Source: Kobal
Volatile student recruitment in England has benefited more selective universities and “disadvantaged” others with lower entry standards, England’s funding council has said.
A report on trends from the Higher Education Funding Council for England shows that in the past three years 19 universities have increased undergraduate recruitment by more than 10 per cent while 28 have shrunk at the same rate. It also says the number of part-time undergraduate entrants fell by 46 per cent between 2010-11 and 2013-14.

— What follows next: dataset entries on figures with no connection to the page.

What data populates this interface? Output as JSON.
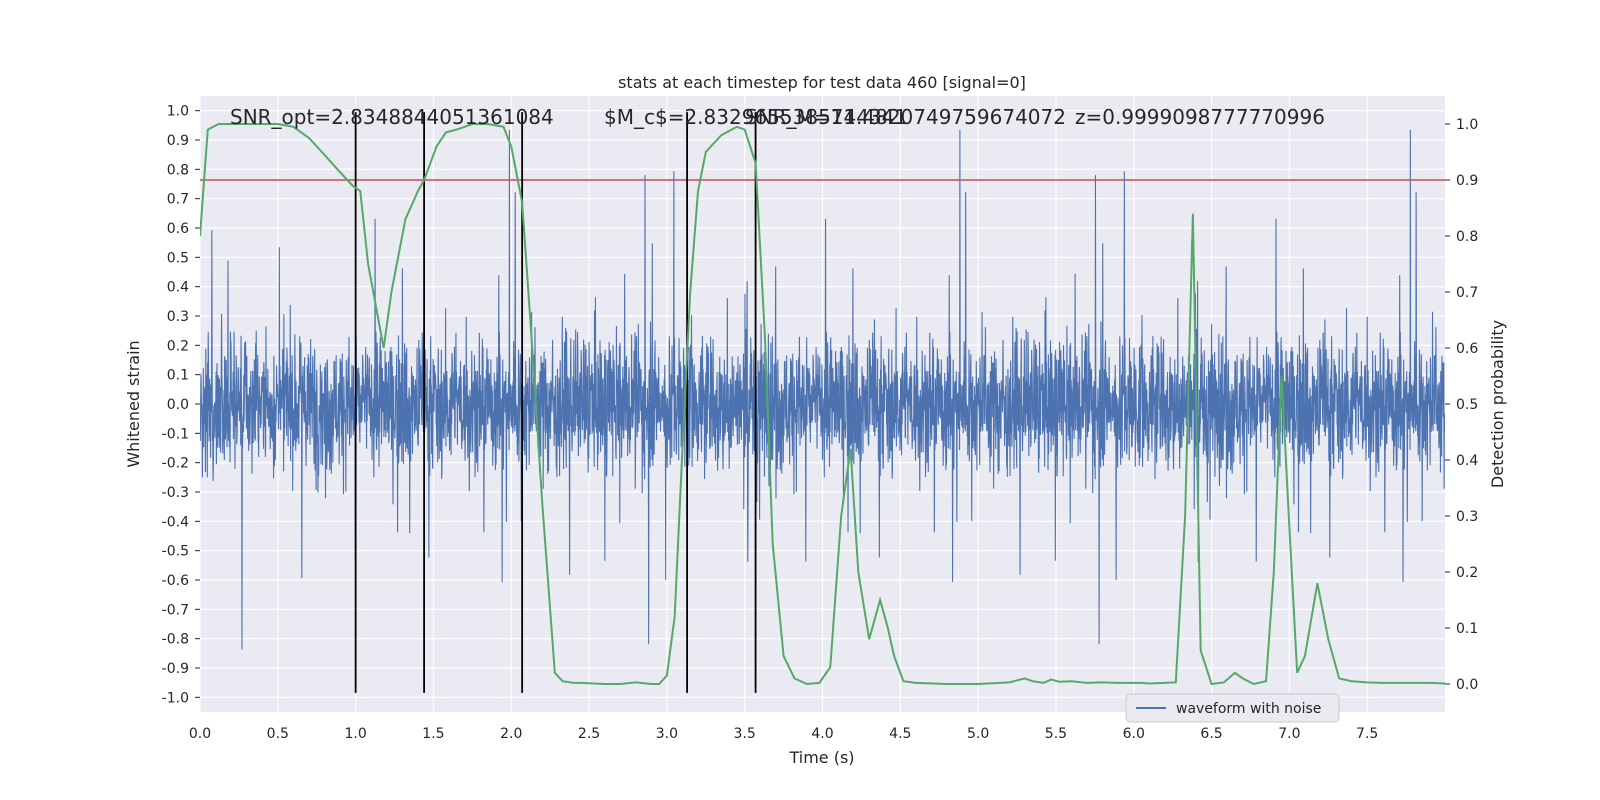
{
  "chart_data": {
    "type": "line",
    "title": "stats at each timestep for test data 460 [signal=0]",
    "xlabel": "Time (s)",
    "ylabel_left": "Whitened strain",
    "ylabel_right": "Detection probability",
    "xlim": [
      0.0,
      8.0
    ],
    "ylim_left": [
      -1.05,
      1.05
    ],
    "ylim_right": [
      -0.05,
      1.05
    ],
    "xticks": [
      "0.0",
      "0.5",
      "1.0",
      "1.5",
      "2.0",
      "2.5",
      "3.0",
      "3.5",
      "4.0",
      "4.5",
      "5.0",
      "5.5",
      "6.0",
      "6.5",
      "7.0",
      "7.5"
    ],
    "yticks_left": [
      "1.0",
      "0.9",
      "0.8",
      "0.7",
      "0.6",
      "0.5",
      "0.4",
      "0.3",
      "0.2",
      "0.1",
      "0.0",
      "-0.1",
      "-0.2",
      "-0.3",
      "-0.4",
      "-0.5",
      "-0.6",
      "-0.7",
      "-0.8",
      "-0.9",
      "-1.0"
    ],
    "yticks_right": [
      "1.0",
      "0.9",
      "0.8",
      "0.7",
      "0.6",
      "0.5",
      "0.4",
      "0.3",
      "0.2",
      "0.1",
      "0.0"
    ],
    "grid": true,
    "legend": {
      "position": "lower-right",
      "entries": [
        "waveform with noise"
      ]
    },
    "annotations": [
      "SNR_opt=2.8348844051361084",
      "$M_c$=2.8329655385744341",
      "SNR_M=11.4820749759674072",
      "z=0.9999098777770996"
    ],
    "threshold": {
      "value": 0.9,
      "axis": "right",
      "color": "#c44e52"
    },
    "vertical_lines": [
      1.0,
      1.44,
      2.07,
      3.13,
      3.57
    ],
    "colors": {
      "strain": "#4c72b0",
      "probability": "#55a868",
      "threshold": "#c44e52",
      "vline": "#000000",
      "background": "#eaeaf2"
    },
    "strain_series": {
      "name": "waveform with noise",
      "sample_rate": 512,
      "duration": 8.0,
      "typical_upper": 0.42,
      "typical_lower": -0.36,
      "description_note": ""
    },
    "probability_series": {
      "x": [
        0.0,
        0.05,
        0.12,
        0.2,
        0.3,
        0.4,
        0.5,
        0.6,
        0.7,
        0.8,
        0.88,
        0.98,
        1.03,
        1.08,
        1.18,
        1.23,
        1.32,
        1.4,
        1.44,
        1.52,
        1.58,
        1.65,
        1.75,
        1.85,
        1.95,
        2.0,
        2.07,
        2.13,
        2.2,
        2.28,
        2.33,
        2.4,
        2.45,
        2.6,
        2.7,
        2.8,
        2.9,
        2.95,
        3.0,
        3.05,
        3.1,
        3.15,
        3.2,
        3.25,
        3.35,
        3.45,
        3.5,
        3.57,
        3.63,
        3.68,
        3.75,
        3.82,
        3.9,
        3.98,
        4.05,
        4.12,
        4.18,
        4.23,
        4.3,
        4.37,
        4.42,
        4.46,
        4.52,
        4.6,
        4.8,
        5.0,
        5.2,
        5.3,
        5.35,
        5.42,
        5.47,
        5.52,
        5.6,
        5.7,
        5.8,
        5.9,
        6.05,
        6.1,
        6.2,
        6.27,
        6.33,
        6.38,
        6.43,
        6.5,
        6.58,
        6.65,
        6.7,
        6.77,
        6.85,
        6.9,
        6.95,
        7.0,
        7.05,
        7.1,
        7.18,
        7.25,
        7.32,
        7.4,
        7.5,
        7.6,
        7.7,
        7.8,
        7.9,
        8.0
      ],
      "y": [
        0.8,
        0.99,
        1.0,
        1.0,
        1.0,
        1.0,
        1.0,
        0.995,
        0.975,
        0.945,
        0.92,
        0.89,
        0.88,
        0.75,
        0.6,
        0.7,
        0.83,
        0.88,
        0.9,
        0.96,
        0.985,
        0.99,
        1.0,
        1.0,
        0.995,
        0.96,
        0.86,
        0.62,
        0.32,
        0.02,
        0.005,
        0.002,
        0.002,
        0.0,
        0.0,
        0.003,
        0.0,
        0.0,
        0.015,
        0.12,
        0.42,
        0.7,
        0.88,
        0.95,
        0.98,
        0.995,
        0.99,
        0.93,
        0.62,
        0.25,
        0.05,
        0.01,
        0.0,
        0.002,
        0.03,
        0.3,
        0.42,
        0.2,
        0.08,
        0.15,
        0.1,
        0.05,
        0.005,
        0.002,
        0.0,
        0.0,
        0.003,
        0.01,
        0.005,
        0.002,
        0.008,
        0.004,
        0.005,
        0.002,
        0.003,
        0.002,
        0.002,
        0.001,
        0.002,
        0.003,
        0.3,
        0.84,
        0.06,
        0.0,
        0.003,
        0.02,
        0.01,
        0.0,
        0.005,
        0.2,
        0.55,
        0.28,
        0.02,
        0.05,
        0.18,
        0.08,
        0.01,
        0.005,
        0.003,
        0.002,
        0.002,
        0.002,
        0.002,
        0.001
      ]
    }
  }
}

And Hefce reports for the first time results from its survey of student numbers at private providers. In 2012-13, there were 25,000 undergraduates who could access public-backed student support, and that grew to 60,000 in 2013-14, according to providers’ returns. Those students are “mainly enrolled” on sub-degree level higher national certificate and higher national diploma courses, Hefce adds in the report, Higher Education in England 2014: Analysis of Latest Shifts and Trends.

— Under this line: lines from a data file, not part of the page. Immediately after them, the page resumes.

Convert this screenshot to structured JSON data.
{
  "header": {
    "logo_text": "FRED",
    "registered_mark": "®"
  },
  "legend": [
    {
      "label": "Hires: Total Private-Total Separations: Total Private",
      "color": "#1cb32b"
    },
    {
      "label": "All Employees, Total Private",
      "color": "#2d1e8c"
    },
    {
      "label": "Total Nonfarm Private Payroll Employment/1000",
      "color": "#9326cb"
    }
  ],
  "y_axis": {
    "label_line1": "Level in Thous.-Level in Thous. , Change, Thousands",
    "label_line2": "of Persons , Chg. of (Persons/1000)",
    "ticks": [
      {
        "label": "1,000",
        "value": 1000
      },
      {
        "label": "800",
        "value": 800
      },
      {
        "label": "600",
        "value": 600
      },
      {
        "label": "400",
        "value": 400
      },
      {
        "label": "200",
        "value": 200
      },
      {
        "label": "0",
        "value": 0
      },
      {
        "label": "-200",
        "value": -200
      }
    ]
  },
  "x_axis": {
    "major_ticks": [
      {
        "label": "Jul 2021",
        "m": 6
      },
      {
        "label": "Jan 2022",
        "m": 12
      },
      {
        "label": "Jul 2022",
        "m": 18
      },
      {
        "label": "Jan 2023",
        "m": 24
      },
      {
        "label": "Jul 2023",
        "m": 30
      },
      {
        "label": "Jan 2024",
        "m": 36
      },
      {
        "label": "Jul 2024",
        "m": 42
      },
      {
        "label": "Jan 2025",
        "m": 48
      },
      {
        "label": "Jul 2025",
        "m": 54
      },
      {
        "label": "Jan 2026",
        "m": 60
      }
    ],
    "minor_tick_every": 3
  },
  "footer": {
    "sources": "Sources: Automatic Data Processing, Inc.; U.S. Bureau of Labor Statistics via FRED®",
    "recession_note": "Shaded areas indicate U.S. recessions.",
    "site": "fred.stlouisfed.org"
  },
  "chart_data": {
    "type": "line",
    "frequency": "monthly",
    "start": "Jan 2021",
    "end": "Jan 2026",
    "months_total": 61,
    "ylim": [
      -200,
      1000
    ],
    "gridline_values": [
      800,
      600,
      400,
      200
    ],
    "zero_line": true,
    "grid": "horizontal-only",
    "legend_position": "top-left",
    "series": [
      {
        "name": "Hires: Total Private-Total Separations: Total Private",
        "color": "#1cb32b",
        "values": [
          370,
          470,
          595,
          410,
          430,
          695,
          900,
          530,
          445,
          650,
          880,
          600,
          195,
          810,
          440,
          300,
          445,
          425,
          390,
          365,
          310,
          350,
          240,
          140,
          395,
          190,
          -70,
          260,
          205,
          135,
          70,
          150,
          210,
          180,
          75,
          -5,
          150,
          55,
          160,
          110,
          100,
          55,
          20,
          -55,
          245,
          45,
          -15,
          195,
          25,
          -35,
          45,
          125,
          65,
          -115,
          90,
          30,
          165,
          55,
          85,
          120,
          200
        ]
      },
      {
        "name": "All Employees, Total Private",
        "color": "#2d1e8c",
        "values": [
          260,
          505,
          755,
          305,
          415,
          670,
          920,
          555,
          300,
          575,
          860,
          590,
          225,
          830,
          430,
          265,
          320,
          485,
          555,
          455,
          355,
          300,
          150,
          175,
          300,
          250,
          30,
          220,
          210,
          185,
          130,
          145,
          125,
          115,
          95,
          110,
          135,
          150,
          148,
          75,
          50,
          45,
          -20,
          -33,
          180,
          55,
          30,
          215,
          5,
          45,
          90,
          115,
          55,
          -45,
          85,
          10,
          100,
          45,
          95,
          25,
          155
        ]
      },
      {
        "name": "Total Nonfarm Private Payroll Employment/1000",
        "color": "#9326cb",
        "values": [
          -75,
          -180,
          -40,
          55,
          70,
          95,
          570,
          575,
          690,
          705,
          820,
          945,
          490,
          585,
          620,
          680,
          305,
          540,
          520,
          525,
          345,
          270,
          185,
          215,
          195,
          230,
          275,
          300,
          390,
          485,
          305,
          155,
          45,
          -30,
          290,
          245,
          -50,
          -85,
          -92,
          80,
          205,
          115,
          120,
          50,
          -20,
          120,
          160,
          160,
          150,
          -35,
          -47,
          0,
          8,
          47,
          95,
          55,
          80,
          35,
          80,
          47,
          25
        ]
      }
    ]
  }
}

The report provides the first actual student numbers for 2013-14, based on universities’ returns to the Higher Education Students Early Statistics Survey. The number of full-time undergraduate entrants grew by 8 per cent in 2013-14, to 378,000, Hefce says.

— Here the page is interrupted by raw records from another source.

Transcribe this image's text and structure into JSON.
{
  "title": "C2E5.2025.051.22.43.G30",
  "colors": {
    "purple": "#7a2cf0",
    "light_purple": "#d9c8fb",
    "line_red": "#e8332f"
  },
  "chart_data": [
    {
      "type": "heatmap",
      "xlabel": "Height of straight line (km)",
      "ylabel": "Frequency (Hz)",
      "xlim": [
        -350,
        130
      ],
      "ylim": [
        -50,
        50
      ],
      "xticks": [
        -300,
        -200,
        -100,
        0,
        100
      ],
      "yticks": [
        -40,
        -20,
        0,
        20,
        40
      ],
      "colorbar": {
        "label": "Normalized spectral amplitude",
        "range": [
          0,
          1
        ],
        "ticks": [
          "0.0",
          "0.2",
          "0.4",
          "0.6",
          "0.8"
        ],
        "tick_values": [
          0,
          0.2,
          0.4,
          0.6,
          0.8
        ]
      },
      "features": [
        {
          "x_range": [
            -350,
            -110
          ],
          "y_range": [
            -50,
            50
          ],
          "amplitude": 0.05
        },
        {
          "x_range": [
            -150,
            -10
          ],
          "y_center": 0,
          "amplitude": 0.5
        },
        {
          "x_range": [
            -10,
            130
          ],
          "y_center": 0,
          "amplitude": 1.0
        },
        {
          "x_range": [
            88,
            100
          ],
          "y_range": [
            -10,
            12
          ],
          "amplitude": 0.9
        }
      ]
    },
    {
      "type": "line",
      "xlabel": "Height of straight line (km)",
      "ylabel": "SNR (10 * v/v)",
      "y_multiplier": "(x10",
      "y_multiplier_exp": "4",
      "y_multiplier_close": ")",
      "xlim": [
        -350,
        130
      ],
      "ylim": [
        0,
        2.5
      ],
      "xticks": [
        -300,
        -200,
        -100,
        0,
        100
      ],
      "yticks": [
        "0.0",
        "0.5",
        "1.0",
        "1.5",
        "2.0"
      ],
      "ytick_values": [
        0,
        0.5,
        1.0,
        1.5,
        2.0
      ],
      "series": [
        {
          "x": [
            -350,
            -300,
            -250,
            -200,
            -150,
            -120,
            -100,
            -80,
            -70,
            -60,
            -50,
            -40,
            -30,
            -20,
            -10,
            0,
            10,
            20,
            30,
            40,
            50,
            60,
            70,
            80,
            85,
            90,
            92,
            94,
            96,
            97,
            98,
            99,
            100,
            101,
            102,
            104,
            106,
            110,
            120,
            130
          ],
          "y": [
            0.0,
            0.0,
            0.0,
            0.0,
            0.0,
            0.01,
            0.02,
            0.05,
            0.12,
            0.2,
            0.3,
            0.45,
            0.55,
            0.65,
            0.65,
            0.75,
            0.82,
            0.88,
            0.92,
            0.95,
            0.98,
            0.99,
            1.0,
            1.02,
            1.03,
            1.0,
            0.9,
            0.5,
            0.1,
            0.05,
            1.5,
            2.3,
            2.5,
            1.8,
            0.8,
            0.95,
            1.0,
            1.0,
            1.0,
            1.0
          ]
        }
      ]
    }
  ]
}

Young people from disadvantaged areas were “around 9 per cent more likely to be accepted for entry in 2013 than they were in 2012”, Hefce notes of Ucas data. “Present indications are that changes to the fee regime have not had a negative impact on widening access for young entrants to higher education.”
Not all institutions gained in the shift to the ?9,000 fee system and changes to student number controls. “The increase in full-time undergraduate entrants in 2013-14 at 19 higher education institutions and 46 further education colleges was more than 10 per cent compared with 2010-11,” Hefce says.
“Declines of more than 10 per cent were seen at 28 higher education institutions and 17 further education colleges,” it adds. Universities expanding “tended to be those where students have high average [entry] tariff scores, or to be specialist institutions”; at most of those declining, “entrants had low or medium average tariff scores”.
“Changes in recruitment trends…appear to have favoured particular types of institution and disadvantaged others,” Hefce says.
Hefce also reports that numbers of home and European Union students entering modern foreign languages courses fell 22 per cent between 2010-11 and 2012-13 and acceptances are “now lower than at any point in the previous decade”.